Secondly, Jonah thought he should have some say as to who God decided to save. Make no mistake, Jonah hated the Ninevites! They were pagans, enemies, wicked, trash! They were "beneath" Jonah. And Jonah had to learn the lesson we all must constantly learn: Salvation belongs to God, and He doles it out to whomsoever He chooses. He asks us to be the delivery system, not determine who gets grace.

So, I refuse to be a Jonah. I refuse to decide that, if God is going to save the postmodern generation, He'll just have to do it without us. No. What I do determine is that I will keep doing what I am doing, preaching the Word I am preaching, the way I am doing it, in the place He has planted me. And, I will try to raise up others around me who can preach what I am preaching, faithful to the Word of God in every respect, but in conjunction with biblically-allowable cultural styles and "languages" that adorn that Word among those who are being shaped by cultural stresses and forces I don't easily recognize or understand. But then again, I don't have to understand them. God does, and salvation belongs to Him.

Hope this helps,

David

So, now that I know some are actually reading this ... what do you thi

2 Comments:

At 2:01 PM , Blogger jeff said...

You are now officially on the SoCal Theologica blogroll (a most enviable spot). See you soon.

Mooney

 
At 10:36 AM , Anonymous Steve Jones said...

It is obvious that we are to preach the gospel and worship the Lord, but how is one of the most difficult dilemmas in the church.

As a 20 something, I prefer a worship band.
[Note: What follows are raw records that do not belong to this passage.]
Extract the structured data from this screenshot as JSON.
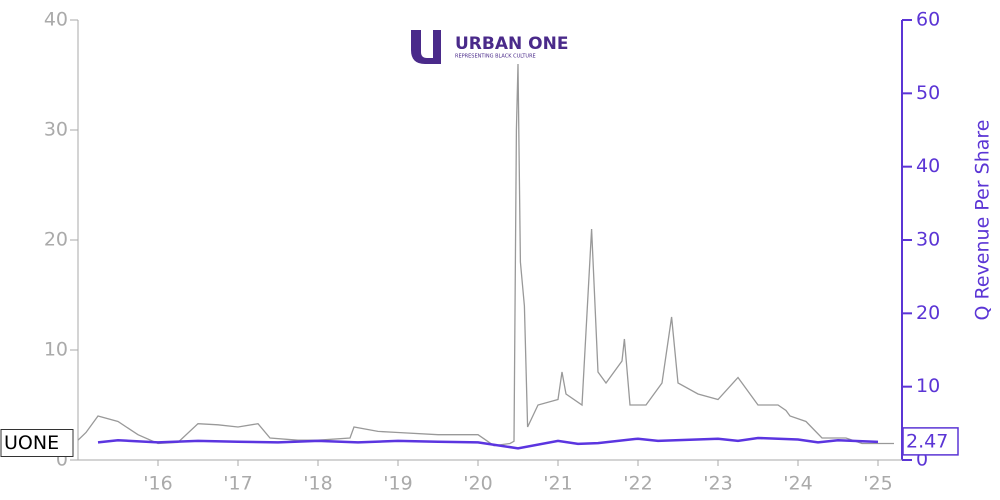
{
  "chart_data": {
    "type": "line",
    "logo": {
      "title": "URBAN ONE",
      "subtitle": "REPRESENTING BLACK CULTURE"
    },
    "xlim": [
      2015,
      2025.3
    ],
    "xticks": [
      {
        "value": 2016,
        "label": "'16"
      },
      {
        "value": 2017,
        "label": "'17"
      },
      {
        "value": 2018,
        "label": "'18"
      },
      {
        "value": 2019,
        "label": "'19"
      },
      {
        "value": 2020,
        "label": "'20"
      },
      {
        "value": 2021,
        "label": "'21"
      },
      {
        "value": 2022,
        "label": "'22"
      },
      {
        "value": 2023,
        "label": "'23"
      },
      {
        "value": 2024,
        "label": "'24"
      },
      {
        "value": 2025,
        "label": "'25"
      }
    ],
    "ylim": [
      0,
      40
    ],
    "yticks": [
      0,
      10,
      20,
      30,
      40
    ],
    "y2lim": [
      0,
      60
    ],
    "y2ticks": [
      0,
      10,
      20,
      30,
      40,
      50,
      60
    ],
    "series": [
      {
        "name": "UONE",
        "color": "#999999",
        "x": [
          2015.0,
          2015.1,
          2015.25,
          2015.5,
          2015.75,
          2016.0,
          2016.25,
          2016.5,
          2016.75,
          2017.0,
          2017.25,
          2017.4,
          2017.75,
          2018.0,
          2018.4,
          2018.45,
          2018.75,
          2019.0,
          2019.5,
          2020.0,
          2020.2,
          2020.4,
          2020.45,
          2020.48,
          2020.5,
          2020.53,
          2020.58,
          2020.62,
          2020.75,
          2021.0,
          2021.05,
          2021.1,
          2021.3,
          2021.42,
          2021.5,
          2021.6,
          2021.8,
          2021.83,
          2021.9,
          2022.1,
          2022.3,
          2022.42,
          2022.5,
          2022.75,
          2023.0,
          2023.25,
          2023.5,
          2023.75,
          2023.85,
          2023.9,
          2024.1,
          2024.3,
          2024.6,
          2024.8,
          2025.2
        ],
        "values": [
          1.8,
          2.5,
          4.0,
          3.5,
          2.3,
          1.5,
          1.6,
          3.3,
          3.2,
          3.0,
          3.3,
          2.0,
          1.8,
          1.8,
          2.0,
          3.0,
          2.6,
          2.5,
          2.3,
          2.3,
          1.3,
          1.5,
          1.7,
          30,
          36,
          18,
          14,
          3,
          5,
          5.5,
          8,
          6,
          5,
          21,
          8,
          7,
          9,
          11,
          5,
          5,
          7,
          13,
          7,
          6,
          5.5,
          7.5,
          5,
          5,
          4.5,
          4,
          3.5,
          2,
          2,
          1.5,
          1.5
        ]
      },
      {
        "name": "Q Revenue Per Share",
        "color": "#5b35e0",
        "axis": "y2",
        "x": [
          2015.25,
          2015.5,
          2016.0,
          2016.5,
          2017.0,
          2017.5,
          2018.0,
          2018.5,
          2019.0,
          2019.5,
          2020.0,
          2020.5,
          2021.0,
          2021.25,
          2021.5,
          2022.0,
          2022.25,
          2023.0,
          2023.25,
          2023.5,
          2024.0,
          2024.25,
          2024.5,
          2025.0
        ],
        "values": [
          2.4,
          2.7,
          2.4,
          2.6,
          2.5,
          2.4,
          2.6,
          2.4,
          2.6,
          2.5,
          2.4,
          1.6,
          2.6,
          2.2,
          2.3,
          2.9,
          2.6,
          2.9,
          2.6,
          3.0,
          2.8,
          2.4,
          2.7,
          2.47
        ]
      }
    ]
  }
}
But that does not mean I don't enjoy singing hymns, just not in the traditional sense. I have a difficult time keeping the pace and singing hymns even though I have grown up with it.

Traditional praise/worship is a barrier to me worshiping the Lord, which makes me question whether or not that should be so, or if it is selfishness.

In the same sense, I have a hard time paying attention to preaching that isn't dynamic, which is most likely a cultural thing being part of the MTV generation.

I don't believe there is anything wrong with having contemporary worship (and hymns with modern music) and more dynamic preaching as long as the gospel is not forgotten, as it tends to be in such services.

I do believe that the young most likely aren't flocking because of the traditional nature of the service and the college students who do go to Northpoint have a difficult time in the service.

How can that be changed? That is where your wisdom comes in because I have no clue.